Here are a few answers speaking to us from Lincoln’s speeches and letters in the 1850s:
“Determine that the thing can and shall be done, and then we shall find a way.”
The president must understand that the first step to solving such a complicated problem as climate change is the heartfelt declaration that there is a problem, and that it has a solution. Call it intention. Call it focus. Call it overriding will. But call it like it is: a looming disaster that we must face. And from such determination will come solutions.
“With public sentiment, nothing can fail; without it, nothing can succeed.”
About as clear an expression as I have ever read of how important it is to engage American citizens on the problem of climate change.
Lincoln makes a powerful argument for the use of what is often called “the bully pulpit” — a term I don’t much like.

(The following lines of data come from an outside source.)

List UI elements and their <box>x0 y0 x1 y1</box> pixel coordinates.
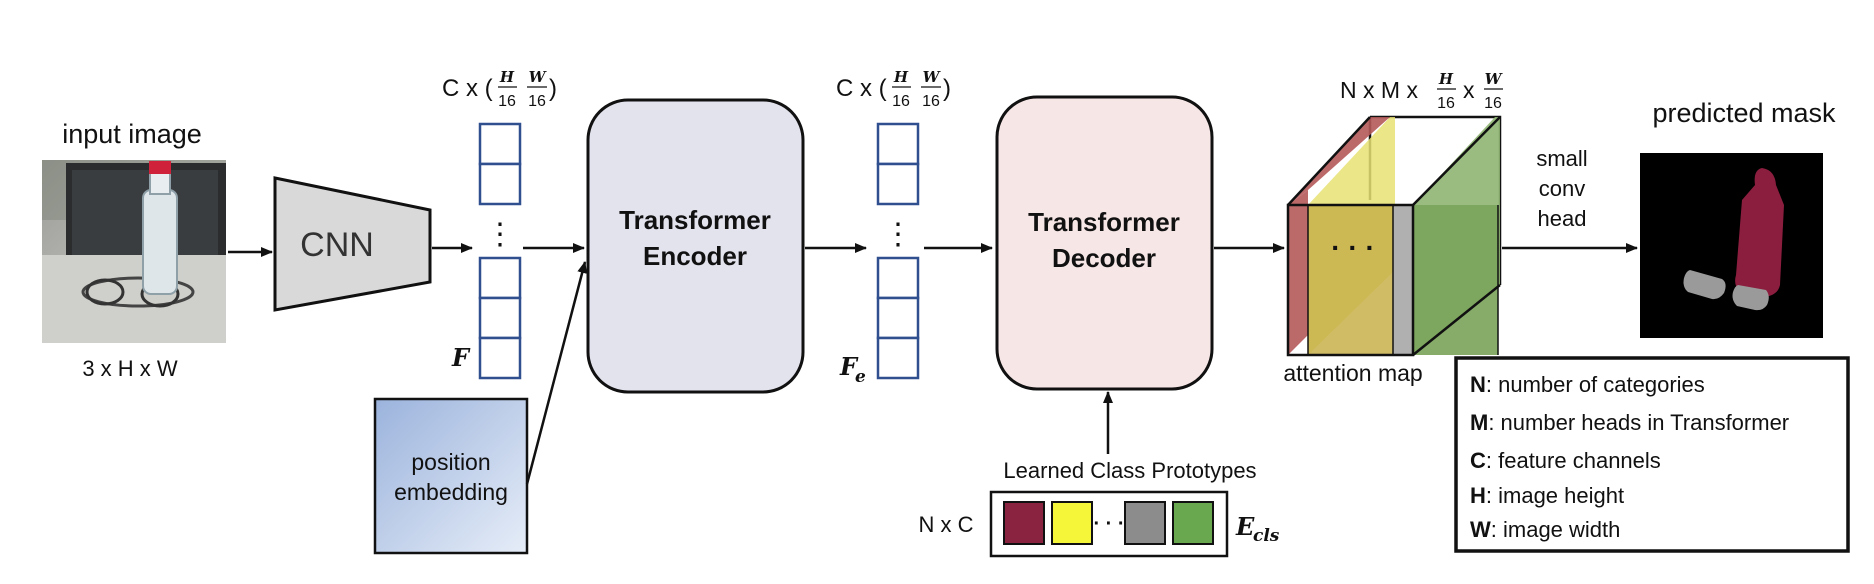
legend-item-n: N: number of categories <box>1470 372 1705 397</box>
head-line1: small <box>1536 146 1587 171</box>
head-line3: head <box>1538 206 1587 231</box>
attention-dims-den-h: 16 <box>1437 95 1455 112</box>
cnn-label: CNN <box>300 226 374 264</box>
cnn-block <box>273 176 432 312</box>
legend-item-m: M: number heads in Transformer <box>1470 410 1789 435</box>
encoder-line1: Transformer <box>619 205 771 235</box>
predicted-mask-title: predicted mask <box>1652 98 1836 128</box>
legend-item-h: H: image height <box>1470 483 1624 508</box>
predicted-mask-image <box>1640 153 1823 338</box>
position-embedding-line1: position <box>411 449 490 475</box>
prototypes-symbol-sub: cls <box>1253 526 1280 546</box>
input-image-title: input image <box>62 119 202 149</box>
position-embedding-line2: embedding <box>394 479 508 505</box>
feature-map-symbol: F <box>451 343 471 372</box>
encoded-dims-suffix: ) <box>943 75 951 102</box>
encoded-map-stack <box>876 122 920 380</box>
legend-key-w: W <box>1470 517 1491 542</box>
transformer-decoder-block <box>995 95 1214 391</box>
prototypes-symbol: E cls <box>1235 512 1280 546</box>
legend-text-c: : feature channels <box>1486 448 1661 473</box>
feature-dims-h: H <box>499 68 515 86</box>
feature-dims-w: W <box>529 68 548 86</box>
feature-dims-den-h: 16 <box>498 93 516 110</box>
feature-map-dots: ⋮ <box>485 218 515 251</box>
prototype-swatch-4 <box>1172 501 1214 545</box>
legend-box <box>1454 356 1850 553</box>
feature-map-dims: C x ( H 16 W 16 ) <box>442 68 557 110</box>
prototype-swatch-2 <box>1051 501 1093 545</box>
decoder-line2: Decoder <box>1052 243 1156 273</box>
attention-dims-mid: x <box>1463 77 1475 103</box>
attention-dims-w: W <box>1485 70 1504 88</box>
prototype-swatch-1 <box>1003 501 1045 545</box>
encoded-map-dims: C x ( H 16 W 16 ) <box>836 68 951 110</box>
encoder-line2: Encoder <box>643 241 747 271</box>
prototype-swatches <box>1003 501 1214 545</box>
attention-map-cube <box>1286 115 1502 357</box>
legend-key-c: C <box>1470 448 1486 473</box>
legend-key-m: M <box>1470 410 1488 435</box>
encoded-symbol-sub: e <box>855 367 866 387</box>
legend-items: N: number of categories M: number heads … <box>1470 372 1789 542</box>
attention-map-dims: N x M x H 16 x W 16 <box>1340 70 1504 112</box>
prototypes-dims: N x C <box>919 512 974 537</box>
legend-text-n: : number of categories <box>1486 372 1705 397</box>
feature-dims-suffix: ) <box>549 75 557 102</box>
encoded-map-dots: ⋮ <box>883 218 913 251</box>
prototypes-title: Learned Class Prototypes <box>1003 458 1256 483</box>
decoder-line1: Transformer <box>1028 207 1180 237</box>
head-line2: conv <box>1539 176 1585 201</box>
attention-dims-den-w: 16 <box>1484 95 1502 112</box>
arrow-position-to-encoder <box>525 261 588 485</box>
encoded-dims-den-h: 16 <box>892 93 910 110</box>
feature-dims-den-w: 16 <box>528 93 546 110</box>
feature-map-stack <box>478 122 522 380</box>
attention-slice-1-top <box>1288 117 1390 205</box>
legend-key-n: N <box>1470 372 1486 397</box>
attention-dims-prefix: N x M x <box>1340 77 1418 103</box>
input-image-dims: 3 x H x W <box>82 356 178 381</box>
prototypes-symbol-main: E <box>1235 512 1255 541</box>
attention-slice-2 <box>1308 205 1393 355</box>
encoded-map-symbol: F e <box>839 352 866 387</box>
legend-text-h: : image height <box>1486 483 1624 508</box>
attention-dims-h: H <box>1438 70 1454 88</box>
legend-item-w: W: image width <box>1470 517 1620 542</box>
encoded-dims-prefix: C x ( <box>836 75 887 102</box>
legend-item-c: C: feature channels <box>1470 448 1661 473</box>
attention-slice-1 <box>1288 190 1308 355</box>
legend-text-m: : number heads in Transformer <box>1488 410 1789 435</box>
legend-text-w: : image width <box>1491 517 1621 542</box>
encoded-dims-den-w: 16 <box>922 93 940 110</box>
transformer-encoder-block <box>586 98 805 394</box>
prototype-swatch-3 <box>1124 501 1166 545</box>
encoded-dims-w: W <box>923 68 942 86</box>
encoded-symbol-main: F <box>839 352 859 381</box>
position-embedding-block <box>373 397 529 555</box>
attention-map-label: attention map <box>1283 360 1422 386</box>
attention-slice-3 <box>1393 205 1413 355</box>
feature-dims-prefix: C x ( <box>442 75 493 102</box>
attention-slice-4 <box>1413 205 1498 355</box>
legend-key-h: H <box>1470 483 1486 508</box>
prototypes-dots: · · · <box>1093 513 1124 535</box>
input-photo <box>42 160 226 343</box>
encoded-dims-h: H <box>893 68 909 86</box>
attention-dots: · · · <box>1331 232 1375 263</box>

When Theodore Roosevelt coined the phrase, “bully” was an adjective that meant terrific, or superb. Bully means something else nowadays. Americans don’t need more bullying on climate change — we’re getting too much of that from the deniers who are cynically dynamiting the very foundation of our democracy, an informed public.
We do need intelligent passion from our president. We need persuasive rhetoric, based on sound science, from all society’s leaders, I might emphasize. At the rate things are changing, we cannot afford to exempt anyone with influence from this battle. Americans are craving intelligent, straightforward, partisan-free public discourse about fighting climate change, “the thing can and shall be done.”
“By all means, don’t say ‘if I can,’ say “I will.”
There can be no room for doubt about this fight, no tolerance for conditional thinking. Failure to solve this means disaster. Eyes on the prize. Always.
“Work, work, work is the main thing.”
The solution to a big problem usually doesn’t materialize magically. We must roll up our sleeves. “The mode is very simple, though laborious, and tedious,” acknowledges Lincoln. When we get overwhelmed by the enormity of a problem, we give up, walk away. We forget that accomplishing anything significant takes hard, steady work.
“You must remember that some things legally right are not morally right.”
Right now, it is legal to pollute our atmosphere in so many ways. Our laws haven’t yet caught up with all the science. But greenhouse gas pollution jeopardizes the planet for future generations. Pollution is morally bankrupt.
“Let us have faith that right makes might.”
We must not be distracted by feeble compromises that will ultimately doom our efforts. We must create a global scale plan of attack against the emissions that are heating up our planet, on a trajectory for cataclysmic warming that will compromise the quality of life for all of us, everywhere around the world.